Legal documents enable scientific discovery

Share this on social media:

Topic tags: 

Sian Harris reports from IPI-ConfEx in Seville, Spain on how
patent information could help pharmaceutical research

‘A patent is a legal document but in a scientist’s hands it has to become a scientific document,’ observed Jorge Manrique, VP of sales and marketing for Prous Science, part of Thomson Scientific at the recent IPI-ConfEx meeting in Seville, Spain. He explained how scientists can use patent information, along with data mining techniques, in drug discovery.

‘You can predict pharmacology that might not have been envisaged by the inventor,’ he commented. ‘If you have five avenues to pursue and two look more promising because of this data, then you know which ones to pursue.’

One tool to do this is the BioEpisteme data mining technology developed by the Prous Institute for Biomedical Research and licensed by Prous Science. This tool uses factual data from a variety of sources to evaluate the probability that a given molecule will display a certain combination of molecular events. For a given compound this system could predict the probability that the compound will treat a specific condition, have specific mechanisms of action or target specific receptors.

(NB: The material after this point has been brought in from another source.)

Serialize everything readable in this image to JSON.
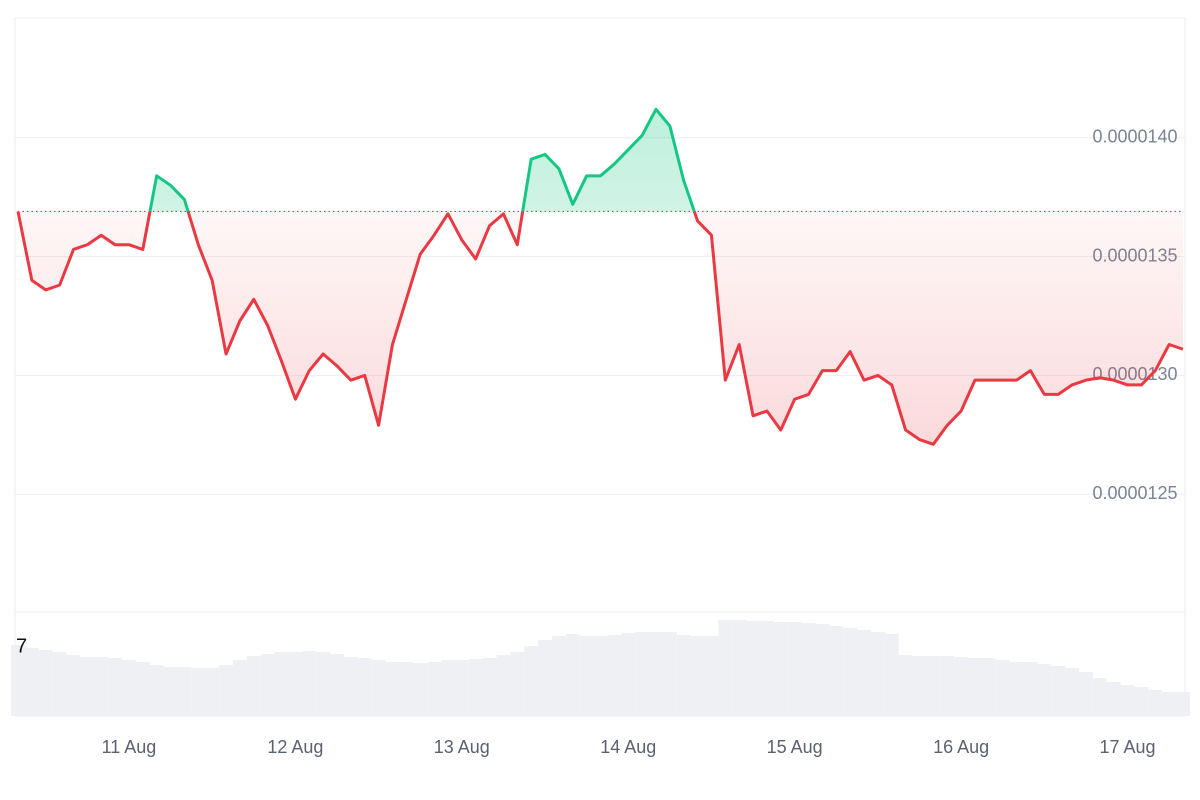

Prous is not alone. At the meeting, David Walsh, an information scientist for Pfizer Global Research and Development, spoke of the challenges of finding the valuable scientific information among the legal jargon of patents.

One of these, he pointed out, is the considerable diversity in the methods of describing a particular piece of information. Indeed the first hurdle is a lack of standardisation even in the nomenclature of patents. In general, patent numbers take the form of a country code (such as WO, PCT or US), then the year, a number and finally a kind code. Within this scheme, however, there can be wide variety. The year could be two characters or four, for example, and even the links between the different parts of the patent number could be spaces, hyphens or something else. With so many possible variations even in the patent number, it is not surprising that there are no standard ways of describing their content. ‘There is no such thing as standardisation of diseases or target names in patents or indexing of patents and there is great difficulty in extracting this information,’ commented Walsh.

Current systems of searching for patents result in structures and patents, according to Walsh: ‘There is no easy way to get that information to our chemists. We’d like to be able to integrate the structures and patents within our own processes, our internal data, software and decisions.’ Mining can help identify ‘druggability’ of compounds, regions of patent infringement, and patent opportunity.

However, there are problems with large-scale text mining of patents. These include poor use of IUPAC nomenclature and synonyms, the difficult of identifying the beginning of a chemical structure within a body of text and the problem of mining chemical structures that are presented in image form rather than in text.

For this reason Walsh called on database vendors to work with the pharmaceutical industry to enhance the processes of extracting content from patents. He suggested that vendors ‘adopt standards for data that avoid time-consuming processing when integrating the results of many databases’ and ‘join up the process for identifying inventions to enable interaction with the data.’

Scientists and patent professionals must also ensure that the sources of patent information are as comprehensive as possible. This is quite a challenge, according to Christine Emmerich of FIZ-Karlsruhe, who is involved in marketing and sales for STN Europe. She illustrated to delegates why searching a combination of value-added patent information – contained in databases such as CAPLUS, Derwent WPI and MARPAT – is important. The example she chose was the anti-ulcer drug pantoprazole, which has recently come out of patent protection.

A search for this drug in value-added patent databases towards the end of last year revealed 587 inventions, 30 per cent of which were unique to just one of the value-added databases. This is because different databases use different indexing guidelines and because the enhanced titles and abstracts significantly differ between producers. More worrying for those relying on first-level databases (such as INPADOC and those available on the patent authorities’ websites), 117 inventions relating to this drug could only be retrieved using the CAS and Derwent value-added patent data. The patents relating to key features of pantoprazole such as product protection and basic manufacturing processes could not be found in first-level patent databases. This might be because the drug is represented as a chemical structure or as part of a generic structure, because chemical names are not standardised in the patent fulltext or because of misspellings of generic name and brand names in the patent full-text.

With so many challenges on the way to using patent information more fully in drug discovery it looks like pharmaceutical companies and patent information providers will have plenty to talk about for many meetings to come.